If you go to Rome, you might notice Monte Testaccio, a green hill in the middle of the sprawling city.
But what you might not know, is that's no natural hill. Instead, it's an Ancient Roman rubbish dump.
Roman amphorae, the large, pottery pots with pointed bottoms, were mostly recyclable. Those used to store wine and grain could, once emptied, be broken down into shards and reused in making concrete. But those used to store olive oil couldn't be made into concrete, since an important ingredient in concrete is lime, but lime + oil = soap. And you don't want soap in your concrete. Another reason that the oil amphorae couldn't be used is that most oil came to Rome in amphorae now known as Dressel 20 which, due to their shape, couldn't as easily be broken down into useful shards.

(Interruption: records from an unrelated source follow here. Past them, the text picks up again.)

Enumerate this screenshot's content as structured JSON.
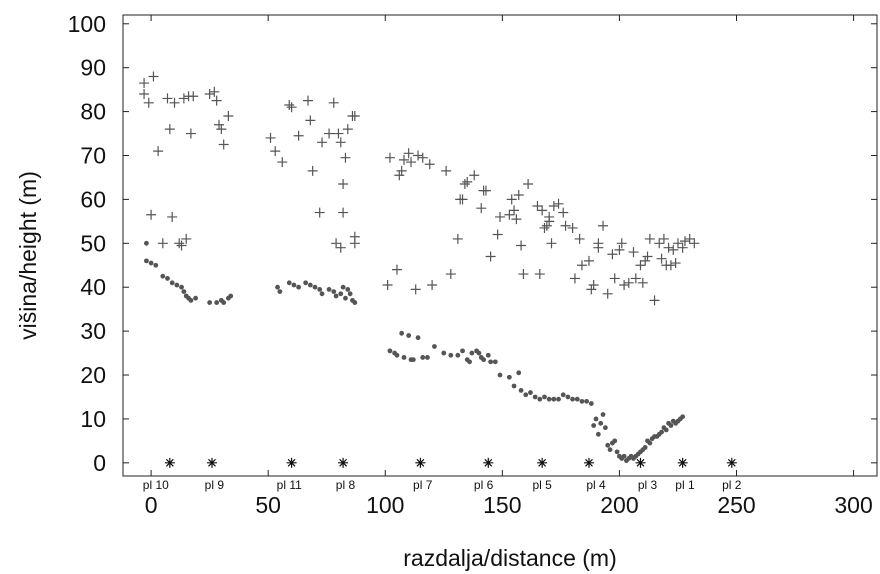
{
  "chart_data": {
    "type": "scatter",
    "xlabel": "razdalja/distance (m)",
    "ylabel": "višina/height (m)",
    "xlim": [
      -12,
      310
    ],
    "ylim": [
      -3,
      102
    ],
    "x_ticks": [
      "0",
      "50",
      "100",
      "150",
      "200",
      "250",
      "300"
    ],
    "y_ticks": [
      "0",
      "10",
      "20",
      "30",
      "40",
      "50",
      "60",
      "70",
      "80",
      "90",
      "100"
    ],
    "grid": false,
    "colors": {
      "plus": "#555555",
      "dot": "#555555",
      "star": "#111111"
    },
    "series": [
      {
        "marker": "plus",
        "points": [
          [
            -3,
            86.5
          ],
          [
            -3,
            84
          ],
          [
            -1,
            82
          ],
          [
            0,
            56.5
          ],
          [
            1,
            88
          ],
          [
            3,
            71
          ],
          [
            5,
            50
          ],
          [
            7,
            83
          ],
          [
            8,
            76
          ],
          [
            9,
            56
          ],
          [
            10,
            82
          ],
          [
            12,
            50
          ],
          [
            13,
            49.5
          ],
          [
            14,
            83
          ],
          [
            15,
            51
          ],
          [
            16,
            83.5
          ],
          [
            17,
            75
          ],
          [
            18,
            83.5
          ],
          [
            25,
            84
          ],
          [
            27,
            84.5
          ],
          [
            28,
            82.5
          ],
          [
            29,
            77
          ],
          [
            30,
            76
          ],
          [
            31,
            72.5
          ],
          [
            33,
            79
          ],
          [
            51,
            74
          ],
          [
            53,
            71
          ],
          [
            56,
            68.5
          ],
          [
            59,
            81.5
          ],
          [
            60,
            81
          ],
          [
            63,
            74.5
          ],
          [
            67,
            82.5
          ],
          [
            68,
            78
          ],
          [
            69,
            66.5
          ],
          [
            72,
            57
          ],
          [
            73,
            73
          ],
          [
            76,
            75
          ],
          [
            78,
            82
          ],
          [
            79,
            50
          ],
          [
            80,
            75
          ],
          [
            81,
            49
          ],
          [
            81,
            73
          ],
          [
            82,
            57
          ],
          [
            82,
            63.5
          ],
          [
            83,
            69.5
          ],
          [
            84,
            76
          ],
          [
            86,
            79
          ],
          [
            87,
            79
          ],
          [
            87,
            50
          ],
          [
            87,
            51.5
          ],
          [
            101,
            40.5
          ],
          [
            102,
            69.5
          ],
          [
            105,
            44
          ],
          [
            106,
            65.5
          ],
          [
            107,
            66.5
          ],
          [
            108,
            69
          ],
          [
            110,
            70.5
          ],
          [
            111,
            68.5
          ],
          [
            113,
            39.5
          ],
          [
            114,
            70
          ],
          [
            116,
            69.5
          ],
          [
            119,
            68
          ],
          [
            120,
            40.5
          ],
          [
            126,
            66.5
          ],
          [
            128,
            43
          ],
          [
            131,
            51
          ],
          [
            132,
            60
          ],
          [
            133,
            60
          ],
          [
            134,
            63.5
          ],
          [
            135,
            64
          ],
          [
            138,
            65.5
          ],
          [
            141,
            58
          ],
          [
            142,
            62
          ],
          [
            143,
            62
          ],
          [
            145,
            47
          ],
          [
            148,
            52
          ],
          [
            149,
            56
          ],
          [
            153,
            56.5
          ],
          [
            154,
            60
          ],
          [
            155,
            57.5
          ],
          [
            156,
            55.5
          ],
          [
            157,
            61
          ],
          [
            158,
            49.5
          ],
          [
            159,
            43
          ],
          [
            161,
            63.5
          ],
          [
            165,
            58.5
          ],
          [
            166,
            43
          ],
          [
            167,
            57.5
          ],
          [
            168,
            53.5
          ],
          [
            169,
            54
          ],
          [
            170,
            56
          ],
          [
            170,
            55
          ],
          [
            171,
            50
          ],
          [
            172,
            58.5
          ],
          [
            174,
            59
          ],
          [
            176,
            57
          ],
          [
            177,
            54
          ],
          [
            180,
            53.5
          ],
          [
            181,
            42
          ],
          [
            183,
            51
          ],
          [
            184,
            45
          ],
          [
            187,
            46
          ],
          [
            188,
            39.5
          ],
          [
            189,
            40.5
          ],
          [
            191,
            49
          ],
          [
            191,
            50
          ],
          [
            193,
            54
          ],
          [
            195,
            38.5
          ],
          [
            197,
            47.5
          ],
          [
            198,
            42
          ],
          [
            200,
            48.5
          ],
          [
            201,
            50
          ],
          [
            202,
            40.5
          ],
          [
            204,
            41
          ],
          [
            206,
            48
          ],
          [
            207,
            42
          ],
          [
            209,
            45
          ],
          [
            210,
            41
          ],
          [
            211,
            46
          ],
          [
            212,
            47
          ],
          [
            213,
            51
          ],
          [
            215,
            37
          ],
          [
            217,
            50
          ],
          [
            218,
            46.5
          ],
          [
            219,
            51
          ],
          [
            220,
            45
          ],
          [
            221,
            49
          ],
          [
            222,
            45
          ],
          [
            223,
            48.5
          ],
          [
            224,
            45.5
          ],
          [
            225,
            50
          ],
          [
            227,
            49
          ],
          [
            228,
            50.5
          ],
          [
            230,
            51
          ],
          [
            232,
            50
          ]
        ]
      },
      {
        "marker": "dot",
        "points": [
          [
            -2,
            50
          ],
          [
            -2,
            46
          ],
          [
            0,
            45.5
          ],
          [
            2,
            45
          ],
          [
            5,
            42.5
          ],
          [
            7,
            42
          ],
          [
            9,
            41
          ],
          [
            11,
            40.5
          ],
          [
            13,
            40
          ],
          [
            14,
            39
          ],
          [
            15,
            38
          ],
          [
            16,
            37.5
          ],
          [
            17,
            37
          ],
          [
            19,
            37.5
          ],
          [
            25,
            36.5
          ],
          [
            28,
            36.5
          ],
          [
            30,
            37
          ],
          [
            31,
            36.5
          ],
          [
            33,
            37.5
          ],
          [
            34,
            38
          ],
          [
            54,
            40
          ],
          [
            55,
            39
          ],
          [
            59,
            41
          ],
          [
            61,
            40.5
          ],
          [
            63,
            40
          ],
          [
            66,
            41
          ],
          [
            68,
            40.5
          ],
          [
            70,
            40
          ],
          [
            72,
            39.5
          ],
          [
            73,
            38.5
          ],
          [
            76,
            39.5
          ],
          [
            78,
            39
          ],
          [
            79,
            38
          ],
          [
            81,
            38.5
          ],
          [
            82,
            40
          ],
          [
            83,
            37.5
          ],
          [
            84,
            39.5
          ],
          [
            85,
            38.5
          ],
          [
            86,
            37
          ],
          [
            87,
            36.5
          ],
          [
            102,
            25.5
          ],
          [
            104,
            25
          ],
          [
            105,
            24.5
          ],
          [
            107,
            29.5
          ],
          [
            108,
            24
          ],
          [
            110,
            29
          ],
          [
            111,
            23.5
          ],
          [
            112,
            23.5
          ],
          [
            114,
            28.5
          ],
          [
            116,
            24
          ],
          [
            118,
            24
          ],
          [
            121,
            26.5
          ],
          [
            125,
            25
          ],
          [
            128,
            24.5
          ],
          [
            131,
            24.5
          ],
          [
            133,
            25.5
          ],
          [
            135,
            23.5
          ],
          [
            136,
            23
          ],
          [
            137,
            25
          ],
          [
            139,
            25.5
          ],
          [
            140,
            25
          ],
          [
            141,
            24
          ],
          [
            142,
            23.5
          ],
          [
            144,
            24.5
          ],
          [
            145,
            23
          ],
          [
            147,
            23
          ],
          [
            149,
            20
          ],
          [
            153,
            19.5
          ],
          [
            155,
            17.5
          ],
          [
            157,
            20.5
          ],
          [
            158,
            16.5
          ],
          [
            160,
            15.5
          ],
          [
            162,
            16
          ],
          [
            164,
            15
          ],
          [
            166,
            14.5
          ],
          [
            168,
            15
          ],
          [
            170,
            14.5
          ],
          [
            172,
            14.5
          ],
          [
            174,
            14.5
          ],
          [
            176,
            15.5
          ],
          [
            178,
            15
          ],
          [
            180,
            14.5
          ],
          [
            182,
            14.5
          ],
          [
            184,
            14
          ],
          [
            186,
            14
          ],
          [
            188,
            13.5
          ],
          [
            189,
            8.5
          ],
          [
            190,
            10
          ],
          [
            191,
            6.5
          ],
          [
            192,
            9
          ],
          [
            193,
            11
          ],
          [
            194,
            8
          ],
          [
            195,
            4
          ],
          [
            196,
            3
          ],
          [
            197,
            4.5
          ],
          [
            198,
            5
          ],
          [
            199,
            2.5
          ],
          [
            200,
            1.5
          ],
          [
            201,
            1
          ],
          [
            202,
            1.5
          ],
          [
            203,
            0.5
          ],
          [
            204,
            1
          ],
          [
            205,
            1.5
          ],
          [
            206,
            1
          ],
          [
            207,
            1.5
          ],
          [
            208,
            2
          ],
          [
            209,
            2.5
          ],
          [
            210,
            3
          ],
          [
            211,
            3.5
          ],
          [
            212,
            5
          ],
          [
            213,
            4.5
          ],
          [
            214,
            5.5
          ],
          [
            215,
            6
          ],
          [
            216,
            6
          ],
          [
            217,
            6.5
          ],
          [
            218,
            7
          ],
          [
            219,
            8
          ],
          [
            220,
            7.5
          ],
          [
            221,
            9
          ],
          [
            222,
            8.5
          ],
          [
            223,
            9.5
          ],
          [
            224,
            9
          ],
          [
            225,
            9.5
          ],
          [
            226,
            10
          ],
          [
            227,
            10.5
          ]
        ]
      },
      {
        "marker": "star",
        "points": [
          [
            8,
            0
          ],
          [
            26,
            0
          ],
          [
            60,
            0
          ],
          [
            82,
            0
          ],
          [
            115,
            0
          ],
          [
            144,
            0
          ],
          [
            167,
            0
          ],
          [
            187,
            0
          ],
          [
            209,
            0
          ],
          [
            227,
            0
          ],
          [
            248,
            0
          ]
        ]
      }
    ],
    "labels": [
      {
        "text": "pl 10",
        "x": 2
      },
      {
        "text": "pl 9",
        "x": 27
      },
      {
        "text": "pl 11",
        "x": 59
      },
      {
        "text": "pl 8",
        "x": 83
      },
      {
        "text": "pl 7",
        "x": 116
      },
      {
        "text": "pl 6",
        "x": 142
      },
      {
        "text": "pl 5",
        "x": 167
      },
      {
        "text": "pl 4",
        "x": 190
      },
      {
        "text": "pl 3",
        "x": 212
      },
      {
        "text": "pl 1",
        "x": 228
      },
      {
        "text": "pl 2",
        "x": 248
      }
    ]
  }
}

Also, and this might be the big reason, oil goes rancid very quickly, and clay, being quite porous, is really going to hold that stench. For all these reasons, it was almost certainly easier to dump them instead of reusing them or recycling them.
But Monte Testaccio is more than a dump ground. The amphorae weren't just thrown there. It was carefully engineered, because the Romans loved their engineering. It has terraces, and retaining walls, and everything is anchored in place. Here are the terraces:
In addition, lime was sprinkled over the top to counteract the stench of rancid oil. How successful was it? Well, it probably wouldn't have been a delight to live next door.
It's been estimated that Monte Testaccio contains as many as 53 million olive oil amphorae, in which 6 billion litres of oil were imported to Rome. Towards the end of the 2nd century AD, as many as 130 000 amphorae were being dumped on Monte Testaccio each years, and most of those amphorae held 70 litres of oil. The hill is 35 metres high, with another 13.5 metres under the modern street level.
So if you're lucky enough to be in Rome, remember that there's a lot more to it than the Forum and the Coliseum. Sometimes it's worth taking a look at the trash as well as the treasure.